La juventud que se forma en los centros educativos ha tenido la tremenda frustración de no poder reconocerse en su propia historia.  Los textos escolares muestran la deformación en el sentido de entregar una visión abstracta del pasado.  Un ejemplo  es la llamada independencia del dominio español.
En la víspera del 191 aniversario de la supuesta independencia, los actos y celebraciones se limitan a exaltar los episodios tradicionales y a exhibir rítmicamente el simbolismo de una patria abstracta, cuya rutina marcial o cívica, adormece las conciencias y las raíces mismas de un proceso que oculta que lo que hubo fue una utopía de independencia.
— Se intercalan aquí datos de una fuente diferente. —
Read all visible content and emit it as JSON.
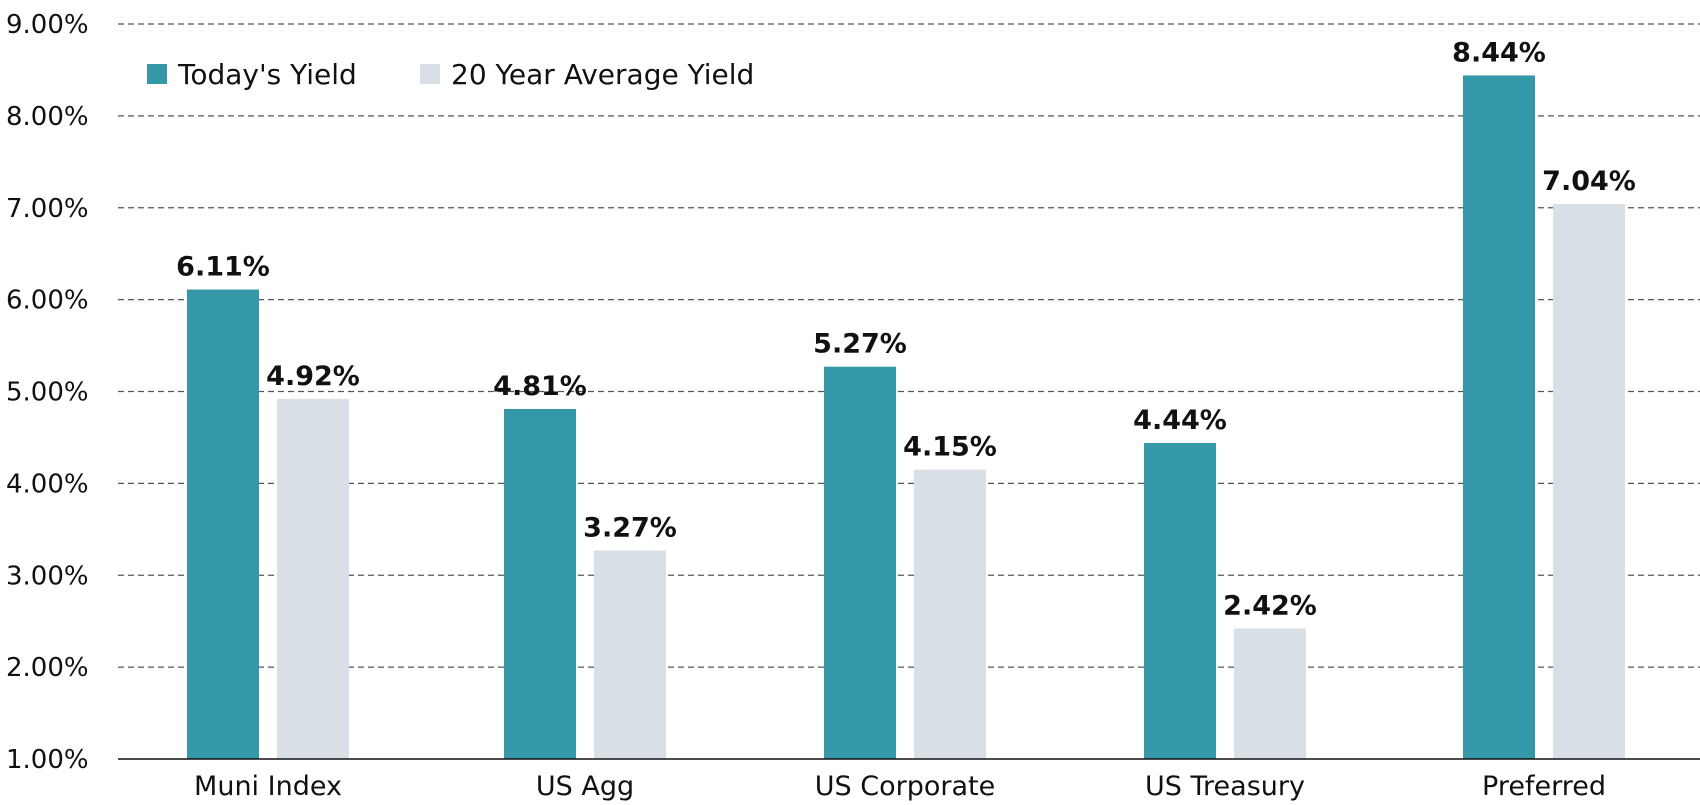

Por utopía debemos entender la idea o proyecto hermoso y halagüeño, pero irrealizable.

En la actualidad existen muchas investigaciones serias como la del doctor Vinicio González, uno de los sociólogos guatemaltecos de mayor reputación. 

Señala por ejemplo que, personajes de clara orientación peninsular como José Cecilio del Valle (Auditor de Guerra del gobierno español, quien redactó el Acta de Independencia y ni siquiera la firmó), o Mariano Larrave (Regidor del Ayuntamiento), quien firmó el Acta y posteriormente reprimió a los patriotas que rechazaban la anexión a México, aparecen confundidos en el reconocimiento de las generaciones posteriores y en los textos de la historia con hombres de la talla de Pedro Molina, Francisco Barrundia y otros héroes humildes e inclusive mártires como Santiago Celis.

La historia falsificada pretende ignorar que los criollos o españoles nacidos en América, mantenían una fuerte pugna con los españoles peninsulares que controlaban el poder y que los discriminaban. No es una casualidad que los criollos hayan alentado la independencia, que al final no fue más que un simple cambio en el ejercicio de la autoridad. Los criollos clericales tomaron el poder desplazando a los peninsulares. Su interés era lograr una mayor apropiación de la tierra y de la mano de obra indígena.
Así fue como se sentaron las bases de la oligarquía criolla más reaccionaria de Centroamérica que desde entonces mantiene secuestrada a nuestra Patria y que cada vez se consolida más con el apoyo del capital transnacional. El actual gobierno de Guatemala es una viva expresión de esa oligarquía. De manera pues, que la independencia fue y sigue siendo una utopía.